The community became a hotbed of opposition to dictator Kadhafi, who was ousted in 2011.
It contains a diverse range of people from doctors to experienced members of the Libyan Islamic Fighting Group (LIFG), which fought alongside Al-Qaeda and the Taliban in Afghanistan.
“If you were a Libyan living outside Libya, you were probably someone who was not very friendly to Kadhafi,” Raffaello Pantucci, a specialist in British suburban terrorism, told AFP.
“Within that spectrum, you’d have everyone from secular nationalists to violent Islamists and jihadists,” said Pantucci, director of international security studies at the Royal United Services Institute security think-tank in London.
“And because they are all fighting the same fight against the same regime, they tend to group together,” he said, describing the overlapping circles between Libyan exiles, Libyan militant Islamist groups and other Islamic extremists.
The LIFG was founded by Libyans who fought against the Soviet forces in Afghanistan and, back home, sought to overthrow Kadhafi and replace his regime with an Islamic one.
LIFG has been banned in Britain since 2005, meaning it is considered a terrorist organisation and it is an offence to be a member, support it or encourage support.
“In the case of the LIFG, quite a lot of them ended up coming to the UK, where they were taking advantage of the fact that the country has a fairly open approach to political dissidents,” said Pantucci.
Monday’s deadly attack on a pop concert was perpetrated by Salman Abedi, a 22-year-old born and raised in a Libyan family in the south of the city.
Abedi’s father Ramadan was a member of LIFG who found refuge in Britain before returning to fight against Kadhafi in 2011, police in Tripoli told AFP. He is now in Libyan custody following the Manchester attack.
Pantucci said there was clearly a family environment where armed struggle was “fairly normalised”.

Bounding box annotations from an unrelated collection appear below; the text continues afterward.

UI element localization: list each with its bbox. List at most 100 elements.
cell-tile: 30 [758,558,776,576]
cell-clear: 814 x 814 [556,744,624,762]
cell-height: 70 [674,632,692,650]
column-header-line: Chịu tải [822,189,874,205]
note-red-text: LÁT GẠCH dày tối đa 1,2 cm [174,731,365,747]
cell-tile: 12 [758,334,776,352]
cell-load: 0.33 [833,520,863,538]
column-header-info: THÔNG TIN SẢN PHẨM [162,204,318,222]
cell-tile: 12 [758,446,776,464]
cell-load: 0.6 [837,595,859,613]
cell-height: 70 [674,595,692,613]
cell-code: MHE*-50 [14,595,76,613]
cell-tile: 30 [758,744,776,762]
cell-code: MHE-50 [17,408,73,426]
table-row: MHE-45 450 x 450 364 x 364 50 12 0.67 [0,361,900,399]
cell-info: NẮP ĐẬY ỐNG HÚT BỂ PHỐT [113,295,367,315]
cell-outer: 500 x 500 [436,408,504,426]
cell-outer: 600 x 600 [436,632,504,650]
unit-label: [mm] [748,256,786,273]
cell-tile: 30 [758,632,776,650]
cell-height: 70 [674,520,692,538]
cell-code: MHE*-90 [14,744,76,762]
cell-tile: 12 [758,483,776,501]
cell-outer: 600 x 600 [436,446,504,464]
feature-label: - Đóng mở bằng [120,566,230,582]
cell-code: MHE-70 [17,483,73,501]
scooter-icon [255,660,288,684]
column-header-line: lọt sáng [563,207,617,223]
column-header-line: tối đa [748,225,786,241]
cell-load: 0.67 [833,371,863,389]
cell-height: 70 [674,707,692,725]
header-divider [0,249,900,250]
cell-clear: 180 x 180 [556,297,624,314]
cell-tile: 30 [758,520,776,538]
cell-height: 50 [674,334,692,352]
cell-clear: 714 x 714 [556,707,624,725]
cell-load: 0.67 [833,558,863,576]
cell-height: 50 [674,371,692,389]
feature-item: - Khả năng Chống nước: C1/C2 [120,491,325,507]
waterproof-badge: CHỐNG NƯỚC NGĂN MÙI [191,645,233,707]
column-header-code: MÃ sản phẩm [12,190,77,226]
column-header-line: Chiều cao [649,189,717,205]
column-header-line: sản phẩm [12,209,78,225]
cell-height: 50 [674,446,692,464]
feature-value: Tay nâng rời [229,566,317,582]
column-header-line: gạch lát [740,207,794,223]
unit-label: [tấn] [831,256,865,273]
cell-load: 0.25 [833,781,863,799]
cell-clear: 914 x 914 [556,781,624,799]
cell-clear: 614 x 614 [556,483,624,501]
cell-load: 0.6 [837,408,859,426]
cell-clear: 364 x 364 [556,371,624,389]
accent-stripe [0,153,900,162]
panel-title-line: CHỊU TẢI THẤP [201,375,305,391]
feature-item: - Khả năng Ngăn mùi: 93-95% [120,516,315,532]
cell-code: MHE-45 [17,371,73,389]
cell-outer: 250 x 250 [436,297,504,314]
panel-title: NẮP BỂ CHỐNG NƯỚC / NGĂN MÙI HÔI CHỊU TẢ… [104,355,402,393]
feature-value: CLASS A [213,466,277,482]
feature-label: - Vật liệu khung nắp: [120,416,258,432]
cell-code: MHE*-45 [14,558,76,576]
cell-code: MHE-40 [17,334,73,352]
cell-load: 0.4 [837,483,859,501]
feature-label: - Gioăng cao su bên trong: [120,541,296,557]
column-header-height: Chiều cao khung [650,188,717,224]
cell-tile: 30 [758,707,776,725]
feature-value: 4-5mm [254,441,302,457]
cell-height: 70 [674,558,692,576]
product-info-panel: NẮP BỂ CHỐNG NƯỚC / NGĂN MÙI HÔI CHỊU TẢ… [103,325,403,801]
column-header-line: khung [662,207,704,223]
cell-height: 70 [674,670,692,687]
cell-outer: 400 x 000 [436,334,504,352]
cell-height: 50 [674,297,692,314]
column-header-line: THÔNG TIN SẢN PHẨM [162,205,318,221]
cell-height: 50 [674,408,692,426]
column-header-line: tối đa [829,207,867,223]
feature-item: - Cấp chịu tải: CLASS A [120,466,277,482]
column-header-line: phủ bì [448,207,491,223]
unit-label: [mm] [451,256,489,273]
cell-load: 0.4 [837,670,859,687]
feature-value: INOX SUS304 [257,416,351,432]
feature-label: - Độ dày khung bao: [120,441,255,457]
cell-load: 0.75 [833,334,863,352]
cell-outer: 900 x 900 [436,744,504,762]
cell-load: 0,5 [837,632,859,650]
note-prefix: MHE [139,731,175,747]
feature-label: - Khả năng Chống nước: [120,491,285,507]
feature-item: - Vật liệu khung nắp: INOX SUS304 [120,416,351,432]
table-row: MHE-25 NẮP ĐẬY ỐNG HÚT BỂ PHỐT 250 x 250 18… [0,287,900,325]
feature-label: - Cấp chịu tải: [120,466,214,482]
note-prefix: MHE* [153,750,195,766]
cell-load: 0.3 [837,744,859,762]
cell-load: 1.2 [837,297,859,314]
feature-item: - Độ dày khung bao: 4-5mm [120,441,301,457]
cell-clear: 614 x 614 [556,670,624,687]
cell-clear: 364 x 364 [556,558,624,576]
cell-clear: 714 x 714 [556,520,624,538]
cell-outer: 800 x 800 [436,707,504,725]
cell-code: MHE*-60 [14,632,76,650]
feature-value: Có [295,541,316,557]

Reda Fhelboom, a Libyan journalist who has spent many years living in Manchester, said Britain was paying an “entirely predictable” price for allowing Libyan Islamists into the country.
“Everyone knows that hundreds of extremists have taken refuge in Britain,” he told AFP in Tripoli.
“For several years, Britain has protected hundreds of extremists who are wanted in their own countries.
“The attack carried out by a Libyan was entirely predictable. I was not surprised, because every day in Manchester I see Libyan extremists from the Libyan Islamic Fighting Group and others walking around at liberty.
“Britain has harboured extremists and now it is paying the price.”
Detectives are trying to work out where Abedi slotted in to the picture of radicalisation among the overlapping circles of allegiance in and around Manchester.
Libyan refugee Abdalraouf Abdallah, 23, was jailed for five and a half years in July 2016, having been convicted of trying to help other Manchester-based extremists to join the Islamic State jihadist group.
He lived in Moss Side in south Manchester, a short drive from the Abedi family home.
Meanwhile fellow Mancunian Raphael Hostey, who left Britain in 2013 and is believed to have been killed in a 2016 drone strike, is thought to have recruited several young Britons to fight for IS.
SkyNews cited counter-terrorism sources saying they had established a “significant connection” between Hostey and Abedi.
Salah Suhbi, an MP in Libya who grew up in Sheffield, northern England, said Manchester Libyans had grown increasingly concerned about radicalisation in the city.
“They know exactly what’s happening, there’s a recruitment policy, we’ve been warning about it for years,” he told The Guardian newspaper.
“People have been talking about this for the past three or four years, how ruthless they (Islamist recruiters) are. These people are recruiting from the second and third generation Libyan Brits or Arab Brits.”
Mohamed Fadil, spokesman for the Libyan community in Manchester, said they were shocked by Monday’s attack but admitted there was a problem in their midst that needed to be dealt with.
“The community here, it’s all working people, like doctors and researchers, just normal people,” he told AFP.
“The Libyan community is not an environment for extremism,” he insisted.
Fadil said the community met in the aftermath of the suicide attack to address the issue.
“The general consensus is there is a problem. Maybe we’re not reaching out enough to our young people,” he said.
“You’ll see very active steps from the community in the very near future: more activities and more involvement.”